- Role-playing exercise 1: You and your friends have been together for a while as a band and you play around your area for weddings and other parties. You find out that while you were playing at your last party, one of those who attended taped your performance and is selling CDs of your music and has also uploaded MP3 files of your songs to his website and is selling the tracks to people who want to download them. Your band’s name—and all of the performers—are, however, identified on the CD and online.
➢ Do you feel thrilled that someone likes your music enough to have taped it and that others like it enough to buy it? Or do you feel like your musical creations have been exploited by someone else for his own profit?
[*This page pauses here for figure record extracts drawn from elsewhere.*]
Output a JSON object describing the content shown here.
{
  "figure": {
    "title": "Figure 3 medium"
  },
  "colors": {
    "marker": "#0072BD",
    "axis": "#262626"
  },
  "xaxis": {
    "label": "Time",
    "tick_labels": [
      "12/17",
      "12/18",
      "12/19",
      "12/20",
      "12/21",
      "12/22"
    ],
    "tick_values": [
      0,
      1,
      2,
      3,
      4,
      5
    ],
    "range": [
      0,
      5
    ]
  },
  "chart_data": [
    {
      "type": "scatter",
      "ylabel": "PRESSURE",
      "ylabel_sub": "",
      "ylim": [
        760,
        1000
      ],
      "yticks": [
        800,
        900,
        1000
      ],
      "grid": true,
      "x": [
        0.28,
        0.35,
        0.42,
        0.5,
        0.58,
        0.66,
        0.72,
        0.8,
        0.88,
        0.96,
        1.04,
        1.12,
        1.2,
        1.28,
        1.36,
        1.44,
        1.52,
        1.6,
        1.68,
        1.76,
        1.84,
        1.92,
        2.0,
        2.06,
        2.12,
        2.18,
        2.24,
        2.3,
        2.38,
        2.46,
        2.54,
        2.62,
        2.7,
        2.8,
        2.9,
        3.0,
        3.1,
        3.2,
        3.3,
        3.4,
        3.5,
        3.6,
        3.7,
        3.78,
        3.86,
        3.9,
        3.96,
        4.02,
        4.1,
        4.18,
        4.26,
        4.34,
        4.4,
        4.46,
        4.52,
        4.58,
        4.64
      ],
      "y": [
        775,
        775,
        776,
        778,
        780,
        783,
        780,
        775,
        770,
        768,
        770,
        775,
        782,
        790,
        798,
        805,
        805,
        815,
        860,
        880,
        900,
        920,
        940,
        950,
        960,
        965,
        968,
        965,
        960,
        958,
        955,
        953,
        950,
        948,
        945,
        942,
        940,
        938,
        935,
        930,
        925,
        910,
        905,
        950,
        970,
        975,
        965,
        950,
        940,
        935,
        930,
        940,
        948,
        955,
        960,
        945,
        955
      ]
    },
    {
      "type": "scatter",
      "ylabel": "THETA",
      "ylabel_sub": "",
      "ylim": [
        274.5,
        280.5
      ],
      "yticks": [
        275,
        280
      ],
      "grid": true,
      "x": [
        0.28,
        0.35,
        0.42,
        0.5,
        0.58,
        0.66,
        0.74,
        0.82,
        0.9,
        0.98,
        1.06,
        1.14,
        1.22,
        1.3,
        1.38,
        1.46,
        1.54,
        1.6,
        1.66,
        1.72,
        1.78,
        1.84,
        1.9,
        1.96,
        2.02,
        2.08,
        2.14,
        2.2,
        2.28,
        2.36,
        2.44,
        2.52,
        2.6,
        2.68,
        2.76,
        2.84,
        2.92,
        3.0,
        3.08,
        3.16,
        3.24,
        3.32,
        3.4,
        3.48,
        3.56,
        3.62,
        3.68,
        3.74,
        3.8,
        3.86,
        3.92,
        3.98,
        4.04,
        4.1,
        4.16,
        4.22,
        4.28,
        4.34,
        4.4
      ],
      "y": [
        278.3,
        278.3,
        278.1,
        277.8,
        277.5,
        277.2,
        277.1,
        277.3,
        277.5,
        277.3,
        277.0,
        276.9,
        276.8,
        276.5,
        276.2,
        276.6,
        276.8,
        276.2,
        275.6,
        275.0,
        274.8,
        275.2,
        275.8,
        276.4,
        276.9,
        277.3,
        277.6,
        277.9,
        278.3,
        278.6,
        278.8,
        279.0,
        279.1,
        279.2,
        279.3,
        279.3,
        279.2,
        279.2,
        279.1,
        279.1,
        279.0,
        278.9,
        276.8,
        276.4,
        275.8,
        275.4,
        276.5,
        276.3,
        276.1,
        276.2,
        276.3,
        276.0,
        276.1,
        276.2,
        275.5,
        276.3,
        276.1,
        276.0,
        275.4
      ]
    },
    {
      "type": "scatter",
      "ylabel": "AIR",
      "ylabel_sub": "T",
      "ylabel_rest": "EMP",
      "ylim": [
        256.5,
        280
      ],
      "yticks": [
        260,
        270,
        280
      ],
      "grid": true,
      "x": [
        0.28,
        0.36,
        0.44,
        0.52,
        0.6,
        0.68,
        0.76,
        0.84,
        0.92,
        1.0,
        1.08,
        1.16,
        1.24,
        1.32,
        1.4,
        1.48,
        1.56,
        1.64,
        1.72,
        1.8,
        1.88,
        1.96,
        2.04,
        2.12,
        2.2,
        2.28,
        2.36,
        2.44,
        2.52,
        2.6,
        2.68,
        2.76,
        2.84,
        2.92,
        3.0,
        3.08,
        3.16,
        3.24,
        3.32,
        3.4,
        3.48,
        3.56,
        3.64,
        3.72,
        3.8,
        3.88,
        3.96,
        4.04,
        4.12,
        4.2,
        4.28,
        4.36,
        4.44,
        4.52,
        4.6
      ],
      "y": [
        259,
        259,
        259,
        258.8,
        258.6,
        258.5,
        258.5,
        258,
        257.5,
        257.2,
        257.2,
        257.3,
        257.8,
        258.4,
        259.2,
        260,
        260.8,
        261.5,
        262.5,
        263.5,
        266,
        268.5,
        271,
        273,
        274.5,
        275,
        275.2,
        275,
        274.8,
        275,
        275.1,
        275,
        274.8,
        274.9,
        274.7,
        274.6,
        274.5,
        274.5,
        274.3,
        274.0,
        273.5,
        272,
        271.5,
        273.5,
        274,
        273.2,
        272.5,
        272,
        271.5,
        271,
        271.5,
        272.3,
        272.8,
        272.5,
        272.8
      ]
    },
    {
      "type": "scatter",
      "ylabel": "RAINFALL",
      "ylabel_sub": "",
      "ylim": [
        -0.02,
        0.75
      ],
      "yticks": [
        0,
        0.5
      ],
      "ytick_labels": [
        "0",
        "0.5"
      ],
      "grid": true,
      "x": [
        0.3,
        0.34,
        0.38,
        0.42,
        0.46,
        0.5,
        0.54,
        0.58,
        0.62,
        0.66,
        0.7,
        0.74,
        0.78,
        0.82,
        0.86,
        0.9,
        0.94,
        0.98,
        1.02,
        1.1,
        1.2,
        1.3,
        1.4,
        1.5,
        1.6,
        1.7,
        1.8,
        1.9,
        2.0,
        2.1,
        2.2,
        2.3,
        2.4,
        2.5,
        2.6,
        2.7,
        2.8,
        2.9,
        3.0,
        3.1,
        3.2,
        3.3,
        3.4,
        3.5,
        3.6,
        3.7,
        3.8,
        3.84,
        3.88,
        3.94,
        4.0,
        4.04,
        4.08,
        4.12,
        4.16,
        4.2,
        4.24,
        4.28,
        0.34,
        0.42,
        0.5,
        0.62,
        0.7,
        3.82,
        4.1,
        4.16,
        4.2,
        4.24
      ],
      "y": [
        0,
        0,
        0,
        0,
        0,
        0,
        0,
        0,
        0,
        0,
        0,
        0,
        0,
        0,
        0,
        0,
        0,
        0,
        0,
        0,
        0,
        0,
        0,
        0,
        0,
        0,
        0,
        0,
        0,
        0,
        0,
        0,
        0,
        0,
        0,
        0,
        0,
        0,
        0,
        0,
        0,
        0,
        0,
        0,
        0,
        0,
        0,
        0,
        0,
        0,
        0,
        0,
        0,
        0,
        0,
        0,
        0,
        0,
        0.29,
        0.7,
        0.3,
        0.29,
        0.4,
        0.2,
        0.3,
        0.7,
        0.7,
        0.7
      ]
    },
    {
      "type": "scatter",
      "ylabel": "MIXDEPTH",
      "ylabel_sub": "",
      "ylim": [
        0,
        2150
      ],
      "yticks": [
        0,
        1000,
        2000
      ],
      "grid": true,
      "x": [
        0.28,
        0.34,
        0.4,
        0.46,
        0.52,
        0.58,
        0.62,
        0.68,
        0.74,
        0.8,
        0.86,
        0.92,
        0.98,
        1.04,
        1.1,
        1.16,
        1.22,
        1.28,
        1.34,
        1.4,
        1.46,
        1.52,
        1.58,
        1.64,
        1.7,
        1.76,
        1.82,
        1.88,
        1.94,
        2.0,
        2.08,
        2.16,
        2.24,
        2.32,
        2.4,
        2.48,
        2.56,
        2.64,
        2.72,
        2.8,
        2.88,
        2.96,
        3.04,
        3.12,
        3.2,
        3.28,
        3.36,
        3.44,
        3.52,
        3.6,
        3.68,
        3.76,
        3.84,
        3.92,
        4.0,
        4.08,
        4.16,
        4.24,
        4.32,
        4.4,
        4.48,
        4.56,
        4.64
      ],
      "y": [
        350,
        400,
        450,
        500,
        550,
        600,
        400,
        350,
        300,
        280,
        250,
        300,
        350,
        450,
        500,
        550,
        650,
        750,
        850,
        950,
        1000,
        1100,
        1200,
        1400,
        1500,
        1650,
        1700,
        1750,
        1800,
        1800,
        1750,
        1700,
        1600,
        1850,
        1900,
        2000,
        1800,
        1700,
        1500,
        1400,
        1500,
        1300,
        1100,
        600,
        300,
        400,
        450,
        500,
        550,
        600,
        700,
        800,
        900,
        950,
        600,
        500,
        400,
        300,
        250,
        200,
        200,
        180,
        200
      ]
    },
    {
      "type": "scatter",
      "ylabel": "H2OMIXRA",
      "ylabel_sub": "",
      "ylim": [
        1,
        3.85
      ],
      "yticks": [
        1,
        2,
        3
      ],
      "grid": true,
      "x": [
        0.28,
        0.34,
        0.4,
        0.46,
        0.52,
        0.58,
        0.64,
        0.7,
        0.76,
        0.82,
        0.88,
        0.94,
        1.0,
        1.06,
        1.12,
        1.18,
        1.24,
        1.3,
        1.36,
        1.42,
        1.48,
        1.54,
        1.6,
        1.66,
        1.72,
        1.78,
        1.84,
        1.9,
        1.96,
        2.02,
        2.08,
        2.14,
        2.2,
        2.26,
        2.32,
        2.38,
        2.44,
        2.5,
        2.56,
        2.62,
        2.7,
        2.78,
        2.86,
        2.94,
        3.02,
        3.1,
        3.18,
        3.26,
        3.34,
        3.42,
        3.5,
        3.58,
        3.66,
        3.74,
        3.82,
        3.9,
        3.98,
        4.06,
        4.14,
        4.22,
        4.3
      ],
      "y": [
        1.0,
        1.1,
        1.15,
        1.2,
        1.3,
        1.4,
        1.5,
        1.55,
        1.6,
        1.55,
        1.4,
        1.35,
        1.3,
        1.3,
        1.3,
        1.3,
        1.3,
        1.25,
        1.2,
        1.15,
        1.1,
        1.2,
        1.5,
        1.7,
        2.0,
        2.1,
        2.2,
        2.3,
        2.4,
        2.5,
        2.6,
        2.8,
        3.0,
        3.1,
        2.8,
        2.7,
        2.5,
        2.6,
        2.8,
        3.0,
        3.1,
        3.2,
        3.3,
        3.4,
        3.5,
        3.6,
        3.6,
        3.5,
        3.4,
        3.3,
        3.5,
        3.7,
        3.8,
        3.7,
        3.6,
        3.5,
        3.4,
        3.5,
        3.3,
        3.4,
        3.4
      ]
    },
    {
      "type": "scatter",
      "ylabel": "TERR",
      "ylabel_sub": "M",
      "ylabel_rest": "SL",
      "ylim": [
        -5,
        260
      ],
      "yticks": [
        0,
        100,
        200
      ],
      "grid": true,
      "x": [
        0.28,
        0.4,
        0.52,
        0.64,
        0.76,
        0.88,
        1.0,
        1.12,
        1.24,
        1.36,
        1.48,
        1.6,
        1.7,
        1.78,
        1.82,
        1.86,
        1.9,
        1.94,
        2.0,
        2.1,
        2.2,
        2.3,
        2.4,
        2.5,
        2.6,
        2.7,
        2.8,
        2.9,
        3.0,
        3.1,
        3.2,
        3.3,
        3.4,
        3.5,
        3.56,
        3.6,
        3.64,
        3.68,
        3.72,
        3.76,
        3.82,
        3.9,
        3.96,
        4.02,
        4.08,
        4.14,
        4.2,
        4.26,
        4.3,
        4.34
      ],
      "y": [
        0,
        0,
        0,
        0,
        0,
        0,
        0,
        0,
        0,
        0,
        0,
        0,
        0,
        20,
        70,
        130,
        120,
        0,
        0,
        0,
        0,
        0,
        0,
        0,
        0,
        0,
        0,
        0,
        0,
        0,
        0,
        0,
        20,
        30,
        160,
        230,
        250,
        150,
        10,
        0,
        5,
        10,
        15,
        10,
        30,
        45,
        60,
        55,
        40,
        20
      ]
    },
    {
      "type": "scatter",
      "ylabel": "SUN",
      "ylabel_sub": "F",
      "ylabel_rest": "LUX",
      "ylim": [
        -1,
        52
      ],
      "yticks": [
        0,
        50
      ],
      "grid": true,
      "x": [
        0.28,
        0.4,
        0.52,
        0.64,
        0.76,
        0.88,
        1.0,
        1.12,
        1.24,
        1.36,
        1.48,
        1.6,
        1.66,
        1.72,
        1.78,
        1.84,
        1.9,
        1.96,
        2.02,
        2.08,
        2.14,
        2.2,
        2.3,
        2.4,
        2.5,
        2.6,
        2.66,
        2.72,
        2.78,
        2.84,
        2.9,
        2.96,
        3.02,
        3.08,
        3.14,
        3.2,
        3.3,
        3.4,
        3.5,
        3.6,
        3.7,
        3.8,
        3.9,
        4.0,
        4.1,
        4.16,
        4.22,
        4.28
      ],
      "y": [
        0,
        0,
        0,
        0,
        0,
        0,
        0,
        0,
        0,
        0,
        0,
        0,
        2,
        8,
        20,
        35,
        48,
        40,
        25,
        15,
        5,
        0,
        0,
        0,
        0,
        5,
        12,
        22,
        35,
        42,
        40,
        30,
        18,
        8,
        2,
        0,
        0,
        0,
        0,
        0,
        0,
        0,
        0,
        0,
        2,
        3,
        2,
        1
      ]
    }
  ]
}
➢ You decide to go visit him and ask him to pay you for his use of your music. He laughs in your face and says that you weren’t bothering to sell it yourself and he is making you famous—that you should pay him as your agent. Do you agree?
➢ He then says I know that you have music CDs of several major musicians that have been pirated, and music on your MP3 player that has been illegally downloaded. In other words the famous musicians playing on those CDs and tracks are not getting paid by you for their music. He tells you: “I’m just doing to you, what you’ve done to others.” What do you say?
➢ Should people own the rights to what they create?
- Role-playing exercise 2: Consider that the students in the class are all editors at a local newspaper or television station. The most prominent football player on the national team has been spotted by one of your reporters at a private party with a popular music star. The reporter was not at the party on assignment—he just happened to be there and saw the football player and the music star together. The reporter surreptitiously took several photos of the couple dancing. The reporter returns to the newsroom and you have to decide whether to use the images or not—and if so, which one to run.
➢ Because both the man and the woman are often in the public eye and are public figures can you invade their privacy by running an intimate photo of them?
➢ Because the party was private should that make a difference to whether you decide to publish an image—then, say, if the couple had been walking down a public street?
➢ Would it make a difference if you knew that the couple was engaged to each other? What if the couple was married to each other? What if the man and woman were married to other people?
➢ Would it make a difference if the photographs were not of anyone famous, but were photographs of a very attractive regular couple? Would you feel differently about publishing photos that would invade their privacy then? Why or why not?